Toujours vivant, Walter Bassan préside la Fédération nationale des
déportés et internés, Résistants et patriotes (FNDIRP). Il participe à
l’activité de l’association CHRA (Citoyens résistants, d’hier et d’aujourd’hui) :
c’est bien là le cœur du film de Gilles Perret. On suit Walter Bassan
accompagnant des élèves dans la visite de la prison Saint-Paul et à
Dachau : il aide à la compréhension de cette époque et œuvre au travail
de mémoire. On le suit également sur le plateau des Glières, dont un
candidat à la présidence de la République a voulu faire son éphémère
Roche de Solutré2 ,
ce qui a eu pour effet de lancer une contre-manifestation qui se
prolonge encore aujourd’hui. Ainsi, le 13 mai 2009, environ trois mille
personnes s’y sont rendus à l’initiative de CRHA, avec, parmi elles, de
grands noms de la Résistance : Raymond Aubrac, Stéphane Hesse et
d’autres ont cherché à rendre toute sa dignité à ce lieu, en rappelant
les valeurs pour lesquelles ils s’étaient battus et la programme du
Conseil national de la Résistance du 15 mars 1944, mis à mal par le
MEDEF et le gouvernement d’alors 3 .
L’historien médiéviste Offenstadt, interrogé, indique clairement que cela reflète une manière romanesque d’appréhender le passé, constitué de grandes figures, de grands événements, de façon à se placer dans une continuité aseptisée, idéalisée, qui évite toute approche critique, toute tension, ce qui contribue à « désinscrire les gens de leur contexte social » et à saisir les véritables enjeux.
Et l’enjeu, ici, est de comprendre l’importance politique du programme du CNR, que les partisans du néo-libéralisme s’efforcent de réduire depuis les années 1970-1980, selon l’économiste Christophe Ramaux, par le biais de la privatisation de la protection sociale, des services publics, de la flexibilisation du droit du travail, et de la remise en question des politiques publiques. Cela prend l’aspect de la libéralisation financière, du libre-échange, de la mise en concurrence, de l’austérité salariale, de la contre-révolution fiscale (les plus aisés doivent payer moins d’impôts).

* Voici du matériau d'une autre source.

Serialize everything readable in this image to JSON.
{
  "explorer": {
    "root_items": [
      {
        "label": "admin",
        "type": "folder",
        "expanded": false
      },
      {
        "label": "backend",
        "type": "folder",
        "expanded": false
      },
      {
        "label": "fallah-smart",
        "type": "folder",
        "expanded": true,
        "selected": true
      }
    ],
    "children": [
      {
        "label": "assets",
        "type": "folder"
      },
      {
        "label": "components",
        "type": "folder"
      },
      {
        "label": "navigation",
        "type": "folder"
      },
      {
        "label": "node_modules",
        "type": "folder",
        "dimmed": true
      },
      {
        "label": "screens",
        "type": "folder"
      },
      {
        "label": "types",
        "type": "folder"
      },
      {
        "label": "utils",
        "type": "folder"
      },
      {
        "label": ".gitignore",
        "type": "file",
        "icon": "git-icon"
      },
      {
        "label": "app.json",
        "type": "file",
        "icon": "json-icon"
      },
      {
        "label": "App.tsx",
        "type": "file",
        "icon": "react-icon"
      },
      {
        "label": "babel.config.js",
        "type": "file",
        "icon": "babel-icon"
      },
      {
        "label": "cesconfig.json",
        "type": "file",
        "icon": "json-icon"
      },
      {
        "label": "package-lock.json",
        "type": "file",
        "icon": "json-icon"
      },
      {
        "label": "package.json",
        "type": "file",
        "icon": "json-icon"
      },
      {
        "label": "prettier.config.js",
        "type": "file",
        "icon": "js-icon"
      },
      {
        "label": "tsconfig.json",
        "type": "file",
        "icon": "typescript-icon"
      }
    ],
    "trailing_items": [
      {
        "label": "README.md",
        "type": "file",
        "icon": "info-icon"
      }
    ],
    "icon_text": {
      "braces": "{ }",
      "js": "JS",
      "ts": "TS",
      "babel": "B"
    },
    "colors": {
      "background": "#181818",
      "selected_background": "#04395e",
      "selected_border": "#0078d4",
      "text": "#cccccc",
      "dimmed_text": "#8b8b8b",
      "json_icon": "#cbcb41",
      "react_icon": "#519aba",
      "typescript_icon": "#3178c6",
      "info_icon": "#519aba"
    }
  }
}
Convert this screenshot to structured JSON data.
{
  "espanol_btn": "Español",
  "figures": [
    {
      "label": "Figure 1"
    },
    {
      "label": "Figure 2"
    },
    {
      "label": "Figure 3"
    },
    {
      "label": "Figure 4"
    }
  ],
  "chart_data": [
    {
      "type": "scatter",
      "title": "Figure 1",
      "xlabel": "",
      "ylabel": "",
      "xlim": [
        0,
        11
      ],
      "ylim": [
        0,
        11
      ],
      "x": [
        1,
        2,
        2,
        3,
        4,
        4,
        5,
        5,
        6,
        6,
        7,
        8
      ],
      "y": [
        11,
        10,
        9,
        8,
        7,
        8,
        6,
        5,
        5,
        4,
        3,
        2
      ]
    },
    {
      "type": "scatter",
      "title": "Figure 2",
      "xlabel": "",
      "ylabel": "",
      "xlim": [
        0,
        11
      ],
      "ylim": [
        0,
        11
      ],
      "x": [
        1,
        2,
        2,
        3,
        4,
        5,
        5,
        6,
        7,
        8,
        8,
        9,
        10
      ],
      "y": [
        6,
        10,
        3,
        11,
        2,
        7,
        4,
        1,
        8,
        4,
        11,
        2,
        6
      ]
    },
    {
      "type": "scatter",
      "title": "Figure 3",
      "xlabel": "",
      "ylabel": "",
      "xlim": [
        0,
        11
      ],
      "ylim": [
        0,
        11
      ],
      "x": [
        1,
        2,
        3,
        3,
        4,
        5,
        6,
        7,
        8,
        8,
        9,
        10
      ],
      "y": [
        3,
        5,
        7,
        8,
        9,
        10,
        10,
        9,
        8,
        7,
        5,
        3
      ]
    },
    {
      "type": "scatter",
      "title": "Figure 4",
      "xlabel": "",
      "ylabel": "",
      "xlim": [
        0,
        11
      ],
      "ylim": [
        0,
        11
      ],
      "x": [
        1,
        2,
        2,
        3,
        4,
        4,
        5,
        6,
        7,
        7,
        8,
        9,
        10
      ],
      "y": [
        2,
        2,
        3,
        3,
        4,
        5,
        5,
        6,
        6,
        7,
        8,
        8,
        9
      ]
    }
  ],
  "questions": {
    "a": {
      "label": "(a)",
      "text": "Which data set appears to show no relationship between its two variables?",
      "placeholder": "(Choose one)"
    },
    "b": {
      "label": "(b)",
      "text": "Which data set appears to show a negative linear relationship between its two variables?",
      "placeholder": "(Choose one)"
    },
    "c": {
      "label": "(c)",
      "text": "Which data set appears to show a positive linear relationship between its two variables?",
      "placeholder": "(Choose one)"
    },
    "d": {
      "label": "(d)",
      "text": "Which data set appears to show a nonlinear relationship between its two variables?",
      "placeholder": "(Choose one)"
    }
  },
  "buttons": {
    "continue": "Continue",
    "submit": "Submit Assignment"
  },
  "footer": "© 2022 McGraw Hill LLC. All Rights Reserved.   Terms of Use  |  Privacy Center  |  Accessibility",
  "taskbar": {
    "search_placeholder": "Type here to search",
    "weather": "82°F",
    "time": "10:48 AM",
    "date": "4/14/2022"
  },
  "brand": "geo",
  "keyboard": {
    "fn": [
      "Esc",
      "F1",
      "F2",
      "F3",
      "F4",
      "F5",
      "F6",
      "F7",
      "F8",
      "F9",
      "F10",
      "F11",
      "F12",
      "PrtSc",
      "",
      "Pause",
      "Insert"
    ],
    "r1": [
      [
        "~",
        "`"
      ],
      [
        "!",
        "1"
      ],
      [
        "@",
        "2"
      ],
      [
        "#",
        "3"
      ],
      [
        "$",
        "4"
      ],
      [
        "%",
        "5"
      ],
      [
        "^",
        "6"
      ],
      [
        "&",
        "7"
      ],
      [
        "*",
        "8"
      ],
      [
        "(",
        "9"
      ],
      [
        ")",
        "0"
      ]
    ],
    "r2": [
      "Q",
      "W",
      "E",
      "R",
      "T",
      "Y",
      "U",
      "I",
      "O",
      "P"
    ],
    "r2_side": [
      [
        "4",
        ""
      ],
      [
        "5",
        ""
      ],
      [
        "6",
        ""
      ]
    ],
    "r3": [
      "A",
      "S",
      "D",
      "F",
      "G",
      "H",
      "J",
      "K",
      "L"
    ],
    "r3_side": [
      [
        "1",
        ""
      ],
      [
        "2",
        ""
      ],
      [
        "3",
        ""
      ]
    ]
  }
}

Il est aussi de comprendre quelle a été la portée de ce texte, approuvée par des représentants syndicaux et politiques, de gauche et de droite, et évidemment ceux des formations résistantes. Il comprend deux parties : un plan d’action immédiate (dont le but est la libération du territoire), dont le sens est donnée par le projet politique à appliquer après-guerre. Par son ambition, il est révolutionnaire, sans proposer d’abolir le capitalisme pour autant. Sa mise en œuvre est rendue possible par le contexte : la droite collaborationniste est à terre ; la droite modérée a signé le programme ; de Gaulle accepte les mesures d’étatisation, conforme à son approche colbertiste ; la guerre froide n’est pas encore tout à fait engagée ; et il n’y a pas encore de constitution, ce qui laisse les coudées franches à des gens comme Pierre Laroque, qui lance la Sécurité sociale en octobre 1945.
C’est cette portée qu’expliquent les résistants qui participent aux rassemblements annuels des Glières. Raymond Aubrac indique clairement en 2009 que « le combat des Glières, c’est une promesse d’avenir, qui s’exprime à cette époque-là, dans le monument de la résistance qu’on appelle le programme du CNR ».
Au-delà de la défense de ce texte important, c’est aussi une conception du monde qui réunit les protagonistes de ces deux films, qui entendent poursuivre leur combat contre l’injustice et les inégalités, ce que Daniel Cordier résume bien : « Jusqu’à la fin du monde, vous aurez — hélas — des opprimés. Eh bien, si vous vous battez pour leur libération, pour leur avantage — je ne veux pas dire leur domination —, mais si vous vous battez pour eux, vous ne vous trompez jamais ».
- 1. Source : http://www.bddm.org/liv/details.php?id=I.234
- 2. Il s’y était rendu à la veille des élections, en 2007 et avait déclaré vouloir y revenir chaque année. Sa défaite l’a amené à réviser sa promesse : on ne l’y a plus revu depuis 2012.
- 3. Il n’en fut malheureusement pas l’initiateur — la mise au pas de la Sécurité sociale commence avec les ordonnances Pompidou de 1967 —, ni le seul, ni le dernier. Mais il soutint la politique du MEDEF de démantèlement du programme du CNR, ouvertement combattu par le vice-président de cette organisation, dénis Kessler : « Le modèle social français est le pur produit du Conseil national de la Résistance. Un compromis entre gaullistes et communistes. Il est grand temps de le réformer, et le gouvernement s’y emploie. Les annonces successives des différentes réformes par le gouvernement peuvent donner une impression de patchwork, tant elles paraissent variées, d’importance inégale, et de portées diverses : statut de la fonction publique, régimes spéciaux de retraite, refonte de la Sécurité sociale, paritarisme… À y regarder de plus près, on constate qu’il y a une profonde unité à ce programme ambitieux. La liste des réformes ? C’est simple, prenez tout ce qui a été mis en place entre 1944 et 1952, sans exception. Elle est là. Il s’agit aujourd’hui de sortir de 1945, et de défaire méthodiquement le programme du Conseil national de la Résistance ! ». Challenges, nº 94, 4 octobre 2007, p. 38.